Desde ese Real Alcázar que tan bien nos tiene cuidado su alcaide, Román Fernández Baca, llamamos el día 24 a Alfredo Sánchez Monteseirín para felicitarle las pascuas de Navidad. Nada de mensajitos despersonalizados y reiterativos, ni nada de deseos de “valores positivos” y otras gaitas para no felicitar lo que hay que felicitar. ¡Qué mejor lugar para telefonear al alcalde que más años ha estado en el potro de tortura de la ciudad! Allí, rodeado de pavos, patos y gorriones que pleitean por los restos que dejan los turistas, hablamos un rato con Alfredo, el alcalde que, gustase o no, apasionara más o menos, tuvo un modelo de ciudad y el valor de llevarlo a cabo cada mañana para terror de sus colaboradores, que cada amanecer temían sus nuevas ideas. La peatonalización de Asunción o de la Avenida, incluida la Plaza Nueva patas arriba, las dichosas Setas, los pasos soterrados, las subvenciones a las hermandades, la construcción de los tanatorios a los que acudes a dar el pésame y allí están las placas con el nombre de Alfredo, la fundación del Cecop, la reurbanización de tantas y tantas calles... ¡No paraba!

Pues cuando le felicitamos la Navidad nos sorprendió con una voz de persona muy animada, con vitalidad y fuerza, pero que de pronto nos dijo: “¿Sabes que el día 7 volví a nacer?”. Y nos contó el trance que sufrió como tantas personas a las que de pronto sorprende un sopitipando y le ven los cuatro velones rojos al paso de la Canina sin tiempo a que pase el Santo Entierro Grande. En pleno puente de diciembre, la peor fecha para ponerse malo, malísimo, nuestro Alfredo las pasó canutas. Hay quien cree que le sumaron los puntos que tenía del monaguillo que fue del padre Gómez Guillén, el alcalde que se hartó de poner medallas de Sevilla en los pecherines de las vírgenes y, sobre todo, el médico que una noche portó al Cachorro en un traslado privado al que se llevó a su hija para que viera la perfecta lección de anatomía que enseña el crucificado de Ruiz Gijón. “He vuelto a nacer, me salvaron en cuatro horas”.

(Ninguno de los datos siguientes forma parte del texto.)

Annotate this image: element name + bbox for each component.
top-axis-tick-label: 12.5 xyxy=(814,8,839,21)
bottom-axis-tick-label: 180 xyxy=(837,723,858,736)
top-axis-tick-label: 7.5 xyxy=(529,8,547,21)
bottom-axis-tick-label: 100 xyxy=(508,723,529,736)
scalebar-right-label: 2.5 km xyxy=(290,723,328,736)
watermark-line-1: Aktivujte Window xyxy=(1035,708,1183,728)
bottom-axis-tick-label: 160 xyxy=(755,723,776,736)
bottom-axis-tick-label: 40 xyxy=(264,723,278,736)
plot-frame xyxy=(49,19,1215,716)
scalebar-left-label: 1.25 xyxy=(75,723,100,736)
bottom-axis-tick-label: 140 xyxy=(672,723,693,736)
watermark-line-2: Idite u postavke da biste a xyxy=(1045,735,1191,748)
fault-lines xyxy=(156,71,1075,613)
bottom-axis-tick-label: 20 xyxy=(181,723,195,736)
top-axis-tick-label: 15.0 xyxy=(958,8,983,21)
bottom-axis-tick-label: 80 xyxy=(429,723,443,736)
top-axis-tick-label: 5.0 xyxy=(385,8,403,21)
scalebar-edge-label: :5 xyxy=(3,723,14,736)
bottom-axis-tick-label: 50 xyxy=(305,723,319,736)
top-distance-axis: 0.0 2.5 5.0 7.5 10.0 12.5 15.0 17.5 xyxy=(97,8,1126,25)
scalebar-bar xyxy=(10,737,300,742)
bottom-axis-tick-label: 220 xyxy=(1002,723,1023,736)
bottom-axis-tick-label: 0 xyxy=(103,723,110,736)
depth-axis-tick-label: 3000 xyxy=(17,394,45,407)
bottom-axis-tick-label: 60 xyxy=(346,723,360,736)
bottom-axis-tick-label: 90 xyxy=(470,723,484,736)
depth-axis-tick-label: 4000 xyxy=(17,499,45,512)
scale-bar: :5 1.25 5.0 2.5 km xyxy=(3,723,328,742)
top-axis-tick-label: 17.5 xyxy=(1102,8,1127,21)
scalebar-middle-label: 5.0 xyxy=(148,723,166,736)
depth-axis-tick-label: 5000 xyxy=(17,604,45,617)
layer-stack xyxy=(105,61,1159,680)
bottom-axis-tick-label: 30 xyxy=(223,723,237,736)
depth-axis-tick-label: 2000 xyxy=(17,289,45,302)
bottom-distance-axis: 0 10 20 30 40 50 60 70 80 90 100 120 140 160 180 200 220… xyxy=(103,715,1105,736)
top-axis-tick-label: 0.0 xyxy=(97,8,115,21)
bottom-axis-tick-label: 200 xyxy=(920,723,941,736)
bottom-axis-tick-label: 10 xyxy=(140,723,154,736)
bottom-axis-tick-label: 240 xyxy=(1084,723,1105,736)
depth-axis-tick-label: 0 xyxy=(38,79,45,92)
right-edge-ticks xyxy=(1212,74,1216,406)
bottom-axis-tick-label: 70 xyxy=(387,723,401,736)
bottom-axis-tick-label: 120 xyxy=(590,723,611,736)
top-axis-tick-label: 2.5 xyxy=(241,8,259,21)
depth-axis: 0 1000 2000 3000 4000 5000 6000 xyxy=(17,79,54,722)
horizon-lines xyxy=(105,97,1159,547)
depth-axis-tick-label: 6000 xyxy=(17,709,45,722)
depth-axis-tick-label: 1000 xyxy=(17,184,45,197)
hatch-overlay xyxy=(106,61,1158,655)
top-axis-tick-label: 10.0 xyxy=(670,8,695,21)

Y ahora vive estas pascuas ilusionado como un crío, como tantos que conocemos que sufrieron el telele y lo pueden contar gracias a la sagacidad de médicos y familiares. Nuestro Alfredo volvió a nacer en las vísperas gozosas de la Inmaculada que, por cierto, restauró su teniente de alcalde, Antonio Rodrigo Torrijos, y ahora te responde al teléfono con un torrente de voz envidiable. Mucha salud para el alcalde con rotonda a los pies del rascacielos. La de veces que hemos discrepado... Y lo que nos alegramos de poder continuar con los debates de la ciudad que nos une.